"Then the Lord God said, 'It is not good that the man should be alone; I will make him a helper fit for him." Genesis 2:18
This is a study from the book Helper by Design by Elyse Fitzpatrick.

Monday, April 12, 2010

Chapter Nine ~ Learning the Steps of the Dance

"But as the church is subject to Christ, so also the wives ought to be to their husbands in everything." Ephesians 5:24


All Christians are called to submit. We are called to submit to the Lord, to each other and to the authorities that God has placed over us. Christ is our perfect example of joyful willing submission. The more we know of Christ, the better our understanding of what true biblical submission looks like. As wives we are to follow the lead of our husband as the church follows the lead of Christ. God designed submission for our good and His glory. So what is submission? It is the laying down of self and yielding to another. I am to embrace my husband's calling and vision and make it my own. I don't lose who I am, I bring my gifts and strengths to benefit my husband. How can we do this? It is only by the grace of God.

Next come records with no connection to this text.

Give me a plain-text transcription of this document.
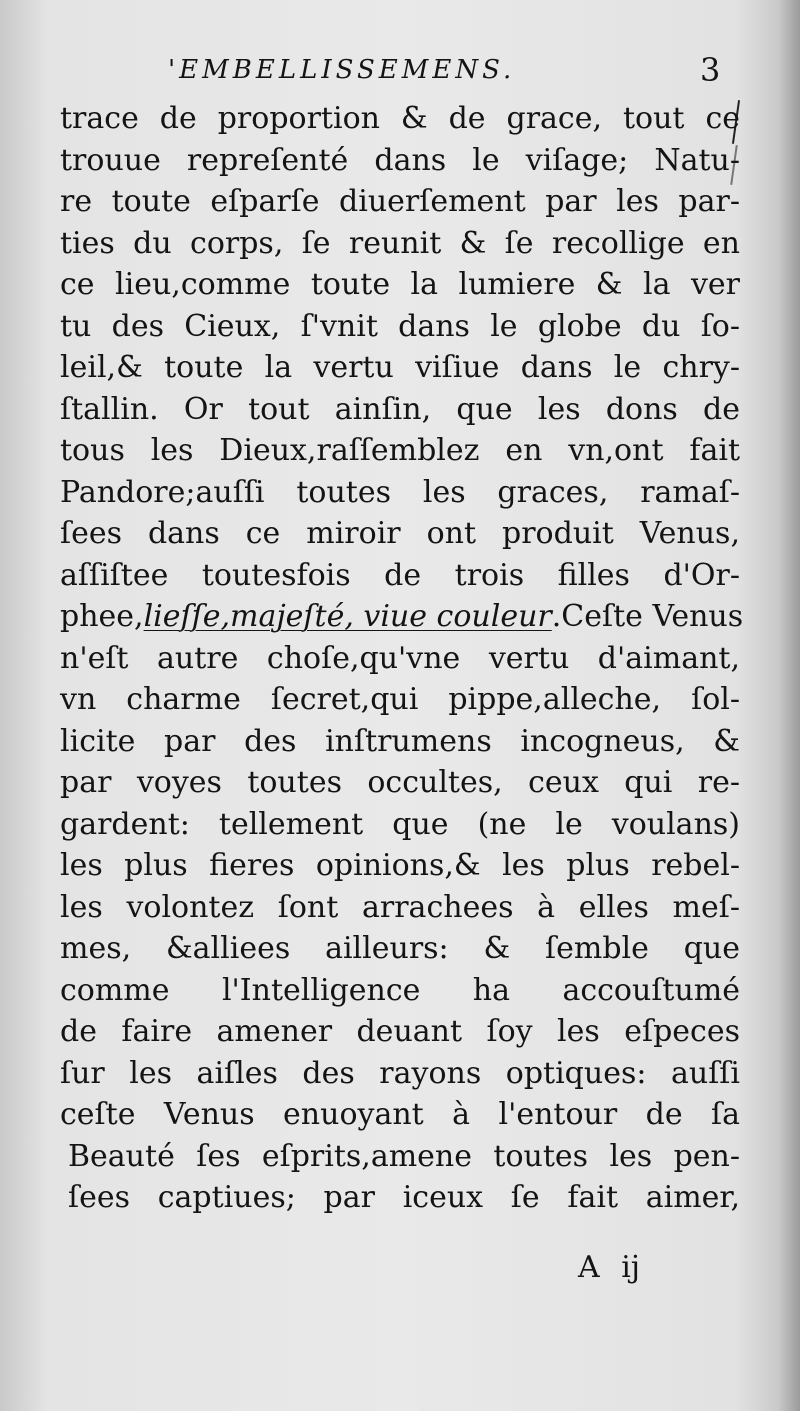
'EMBELLISSEMENS.	3
trace de proportion & de grace, tout ce
trouue repreſenté dans le viſage; Natu-
re toute eſparſe diuerſement par les par-
ties du corps, ſe reunit & ſe recollige en
ce lieu,comme toute la lumiere & la ver
tu des Cieux, ſ'vnit dans le globe du ſo-
leil,& toute la vertu viſiue dans le chry-
ſtallin. Or tout ainſin, que les dons de
tous les Dieux,raſſemblez en vn,ont fait
Pandore;auſſi toutes les graces, ramaſ-
ſees dans ce miroir ont produit Venus,
aſſiſtee toutesfois de trois filles d'Or-
phee,lieſſe,majeſté, viue couleur.Ceſte Venus
n'eſt autre choſe,qu'vne vertu d'aimant,
vn charme ſecret,qui pippe,alleche, ſol-
licite par des inſtrumens incogneus, &
par voyes toutes occultes, ceux qui re-
gardent: tellement que (ne le voulans)
les plus fieres opinions,& les plus rebel-
les volontez ſont arrachees à elles meſ-
mes, &alliees ailleurs: & ſemble que
comme l'Intelligence ha accouſtumé
de faire amener deuant ſoy les eſpeces
ſur les aiſles des rayons optiques: auſſi
ceſte Venus enuoyant à l'entour de ſa
Beauté ſes eſprits,amene toutes les pen-
ſees captiues; par iceux ſe fait aimer,
A ij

As we submit to our heavenly Father, we will be able to submit to our earthly husband.


I haven't been relying on the Holy Spirit for the power to submit. I have been depending on my own strength. If I was depending on the Spirit I would ask Him to enable me to have the right attitude about submission. I know that God is faithful and He can give me the right attitude. Why do I fight against Him by not asking for His strength? I struggle with the idea that in order to submit I have to think exactly like my husband, that I have to agree with everything he thinks and does. What does submission look like when it doesn't think the same way? Where is the balance of expressing my own views and opinions yet submitting to Jason's decisions? I feel that if I don't think like him I'm not following him. I'm in a tug a war with the desire to just keep quiet for the sake of peace and the desire to fight for what I think. Both are wrong. I need to share my perspective but once my husband has made the final decision I need to support that with everything that is in me.